A lot of this novel was focused on the relationship problems of Charles and Anna, whose wolf sides had immediately connected while their human sides were having more difficulty with the new relationship. Many of their insecurities and issues would have been easily resolved if they had just communicated with one another, which I found very annoying. On occasion I enjoy reading about romance and misunderstandings between couples but they have to hit just the right nerve with me and have enough other plot elements interspersed with it to keep me from getting bored with it (all of the summer Shakespeare plays you’ve taken me to would disagree – Ed.).
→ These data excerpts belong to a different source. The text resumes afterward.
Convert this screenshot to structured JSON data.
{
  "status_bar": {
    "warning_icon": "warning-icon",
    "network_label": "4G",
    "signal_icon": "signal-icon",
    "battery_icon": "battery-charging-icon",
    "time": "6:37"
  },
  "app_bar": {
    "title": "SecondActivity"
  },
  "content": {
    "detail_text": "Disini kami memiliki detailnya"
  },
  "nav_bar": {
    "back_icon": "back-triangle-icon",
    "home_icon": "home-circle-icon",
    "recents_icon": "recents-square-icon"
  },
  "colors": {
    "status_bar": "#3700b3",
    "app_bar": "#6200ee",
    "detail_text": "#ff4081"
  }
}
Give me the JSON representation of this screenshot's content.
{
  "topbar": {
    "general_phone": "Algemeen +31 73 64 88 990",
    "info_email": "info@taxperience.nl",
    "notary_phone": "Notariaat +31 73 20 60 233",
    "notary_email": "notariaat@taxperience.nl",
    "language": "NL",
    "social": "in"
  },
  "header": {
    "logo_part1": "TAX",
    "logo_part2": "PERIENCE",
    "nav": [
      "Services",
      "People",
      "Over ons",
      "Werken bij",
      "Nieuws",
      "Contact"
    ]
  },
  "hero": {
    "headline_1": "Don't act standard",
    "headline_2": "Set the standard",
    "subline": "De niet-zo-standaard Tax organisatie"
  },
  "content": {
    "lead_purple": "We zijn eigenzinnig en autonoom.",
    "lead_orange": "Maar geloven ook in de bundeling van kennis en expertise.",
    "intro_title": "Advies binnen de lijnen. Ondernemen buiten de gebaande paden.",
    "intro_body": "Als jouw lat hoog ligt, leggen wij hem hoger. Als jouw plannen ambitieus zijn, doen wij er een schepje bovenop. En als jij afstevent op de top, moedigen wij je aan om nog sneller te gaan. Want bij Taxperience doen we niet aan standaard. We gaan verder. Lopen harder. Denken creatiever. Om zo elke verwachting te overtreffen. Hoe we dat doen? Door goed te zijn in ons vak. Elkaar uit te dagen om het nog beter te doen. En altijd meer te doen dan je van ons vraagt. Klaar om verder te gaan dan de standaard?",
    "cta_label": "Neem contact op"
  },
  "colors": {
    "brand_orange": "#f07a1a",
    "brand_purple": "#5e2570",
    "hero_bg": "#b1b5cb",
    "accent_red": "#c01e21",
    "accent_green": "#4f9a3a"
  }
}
For the first half of this book, I found the romance tedious in that regard and just wanted Anna and Charles to move on and quit being so introspective.
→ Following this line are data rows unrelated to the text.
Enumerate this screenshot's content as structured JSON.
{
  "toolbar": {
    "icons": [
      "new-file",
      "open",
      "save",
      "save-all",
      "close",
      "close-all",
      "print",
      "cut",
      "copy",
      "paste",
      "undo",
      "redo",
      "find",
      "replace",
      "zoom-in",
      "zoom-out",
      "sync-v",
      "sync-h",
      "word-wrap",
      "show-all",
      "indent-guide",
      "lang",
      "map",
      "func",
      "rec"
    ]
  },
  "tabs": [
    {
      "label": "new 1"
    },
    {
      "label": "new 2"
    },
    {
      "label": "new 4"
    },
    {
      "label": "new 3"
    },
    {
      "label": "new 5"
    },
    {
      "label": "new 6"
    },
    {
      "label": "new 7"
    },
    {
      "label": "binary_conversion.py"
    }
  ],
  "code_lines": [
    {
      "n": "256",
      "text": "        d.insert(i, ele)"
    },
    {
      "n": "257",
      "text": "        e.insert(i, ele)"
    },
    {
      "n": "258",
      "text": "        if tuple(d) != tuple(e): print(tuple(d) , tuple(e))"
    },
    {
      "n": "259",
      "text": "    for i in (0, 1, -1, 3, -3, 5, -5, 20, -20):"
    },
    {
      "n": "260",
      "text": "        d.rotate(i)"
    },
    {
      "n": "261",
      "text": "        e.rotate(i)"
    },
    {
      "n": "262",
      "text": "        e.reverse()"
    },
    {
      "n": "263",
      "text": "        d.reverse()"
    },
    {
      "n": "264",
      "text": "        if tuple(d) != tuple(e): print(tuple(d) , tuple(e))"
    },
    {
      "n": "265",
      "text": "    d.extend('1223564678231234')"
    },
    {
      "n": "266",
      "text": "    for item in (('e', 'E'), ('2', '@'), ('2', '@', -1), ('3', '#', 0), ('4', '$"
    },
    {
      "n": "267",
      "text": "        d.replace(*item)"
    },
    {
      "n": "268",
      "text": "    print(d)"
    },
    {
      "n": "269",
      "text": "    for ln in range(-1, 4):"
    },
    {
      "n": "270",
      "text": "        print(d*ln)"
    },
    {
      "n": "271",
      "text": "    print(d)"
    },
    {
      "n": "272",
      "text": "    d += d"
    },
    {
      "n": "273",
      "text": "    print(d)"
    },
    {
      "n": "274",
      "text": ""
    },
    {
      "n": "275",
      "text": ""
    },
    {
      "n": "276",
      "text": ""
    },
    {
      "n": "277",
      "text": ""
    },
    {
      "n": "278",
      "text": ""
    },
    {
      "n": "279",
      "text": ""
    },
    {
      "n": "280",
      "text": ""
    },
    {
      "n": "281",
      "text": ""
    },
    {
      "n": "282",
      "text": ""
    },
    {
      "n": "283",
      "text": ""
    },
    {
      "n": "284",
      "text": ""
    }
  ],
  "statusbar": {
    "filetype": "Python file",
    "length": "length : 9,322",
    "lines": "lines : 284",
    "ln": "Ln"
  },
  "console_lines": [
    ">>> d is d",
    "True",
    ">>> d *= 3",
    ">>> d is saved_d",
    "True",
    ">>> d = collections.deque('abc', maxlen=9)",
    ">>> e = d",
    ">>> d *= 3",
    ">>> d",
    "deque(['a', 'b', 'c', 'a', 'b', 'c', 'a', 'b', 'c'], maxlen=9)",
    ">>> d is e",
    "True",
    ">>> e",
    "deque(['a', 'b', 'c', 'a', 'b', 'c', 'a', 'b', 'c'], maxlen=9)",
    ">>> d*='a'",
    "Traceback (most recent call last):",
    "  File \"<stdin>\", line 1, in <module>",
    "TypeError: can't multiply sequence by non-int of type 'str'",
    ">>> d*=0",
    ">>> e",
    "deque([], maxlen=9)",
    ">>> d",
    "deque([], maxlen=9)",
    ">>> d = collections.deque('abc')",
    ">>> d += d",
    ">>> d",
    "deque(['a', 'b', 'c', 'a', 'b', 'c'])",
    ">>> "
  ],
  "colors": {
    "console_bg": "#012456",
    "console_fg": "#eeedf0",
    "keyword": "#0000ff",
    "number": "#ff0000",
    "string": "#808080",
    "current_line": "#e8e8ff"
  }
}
Toward the end of this book, I did find it to be more engaging as it delved more into the actual plot instead of the emotional woes of Charles and Anna. Because of this and the fact that this did feel like a novel that was still introducing the series and main characters, I will give the next book a chance even though I wasn’t entirely convinced this one was worth my time. It was still was not up to the caliber of the Mercy Thompson series for me, but I have found each of those books to be better than the previous one so I will give this one the benefit of the doubt, particularly since I did enjoy some of the minor characters and learning more about the werewolves.
While the Mercy Thompson series centers on several different mythical creatures with individual books dedicated to werewolves, vampires, and fae, this one concentrated on the werewolves. This mythology was one of the strengths of the novel since I found reading more about the abilities of the pack and how the werewolves function one of its more engaging aspects. It did include information about the pack that has not been mentioned in at least the first three Mercy Thompson novels, which makes perfect sense since Mercy herself is not a werewolf but a skinwalker. Like the Mercy Thompson novels, this one includes a definite Native American influence since Charles’s mother was one and he has some abilities based on this heritage. I do like that these books are not just limited to European mythology even though that is where most of the paranormal races included come from.
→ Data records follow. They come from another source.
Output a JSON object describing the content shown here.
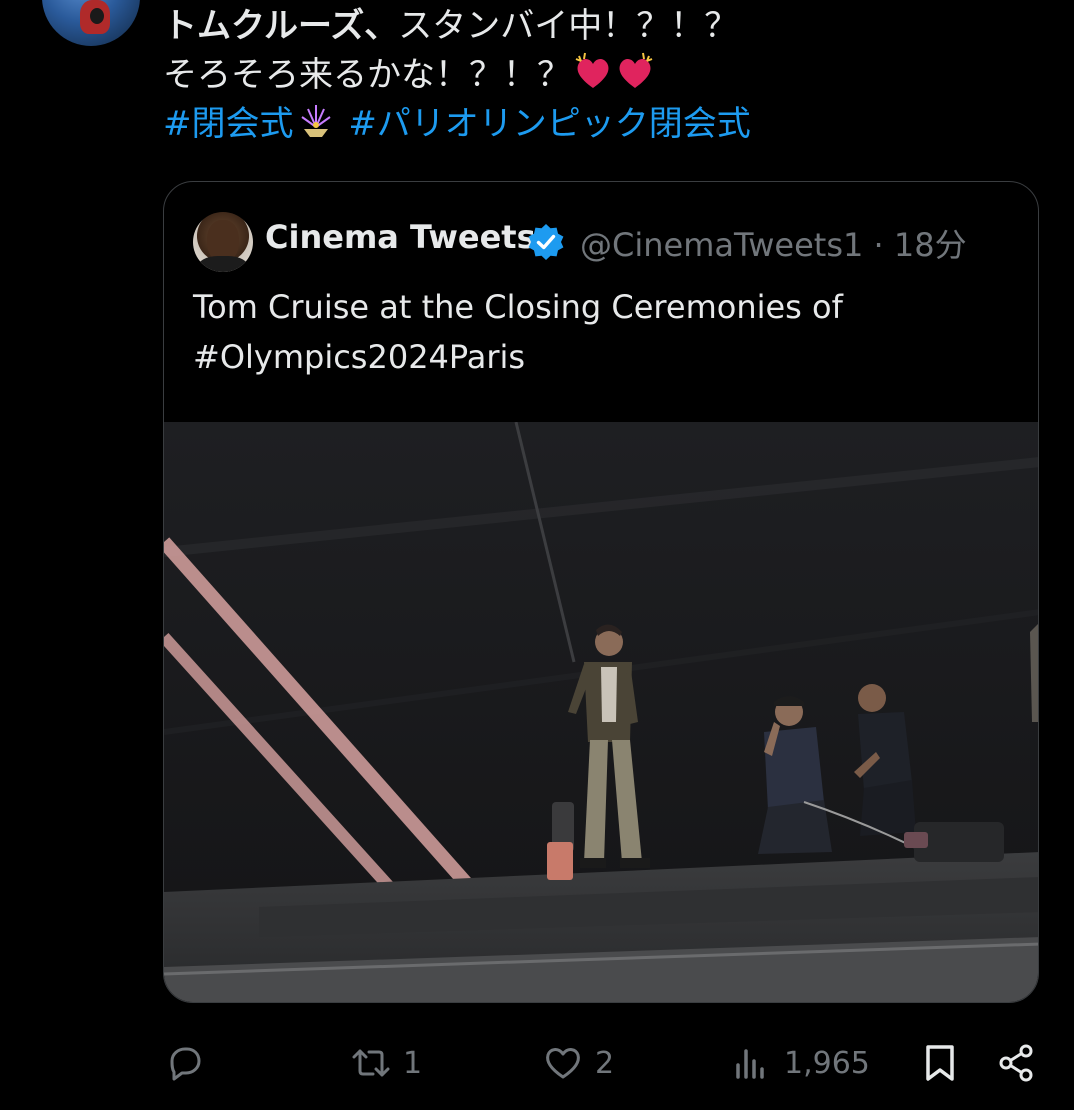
{
  "tweet": {
    "line1_bold": "トムクルーズ、",
    "line1_rest": "スタンバイ中！？！？",
    "line2": "そろそろ来るかな！？！？",
    "hashtag1": "#閉会式",
    "hashtag2": "#パリオリンピック閉会式"
  },
  "quote": {
    "author_name": "Cinema Tweets",
    "author_handle": "@CinemaTweets1",
    "separator": "·",
    "time": "18分",
    "body_line1": "Tom Cruise at the Closing Ceremonies of",
    "body_line2": "#Olympics2024Paris"
  },
  "actions": {
    "replies": "",
    "retweets": "1",
    "likes": "2",
    "views": "1,965"
  },
  "icons": {
    "reply": "reply-icon",
    "retweet": "retweet-icon",
    "like": "heart-icon",
    "views": "bar-chart-icon",
    "bookmark": "bookmark-icon",
    "share": "share-icon",
    "verified": "verified-badge-icon"
  },
  "colors": {
    "background": "#000000",
    "text": "#e7e9ea",
    "muted": "#71767b",
    "link": "#1d9bf0",
    "verified": "#1d9bf0",
    "heart": "#e0245e"
  }
}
Cry Wolf shows glimmers of promise but pales in comparison to its parallel series about Mercy Thompson. The main protagonists failed to be compelling, but some of the other characters were very engaging. In addition, there were enough interesting tidbits of information about the Marrok and the werewolves to keep me reading. Once the book delved into the actual plot toward the end, I found it much more readable, but until that point, it was too focused on the relationship of two characters I did not particularly care about. However, the second half of the book was stronger than the first. Because of that and my love for the first series set in this universe, I will most likely read Hunting Ground sometime after it comes out next month.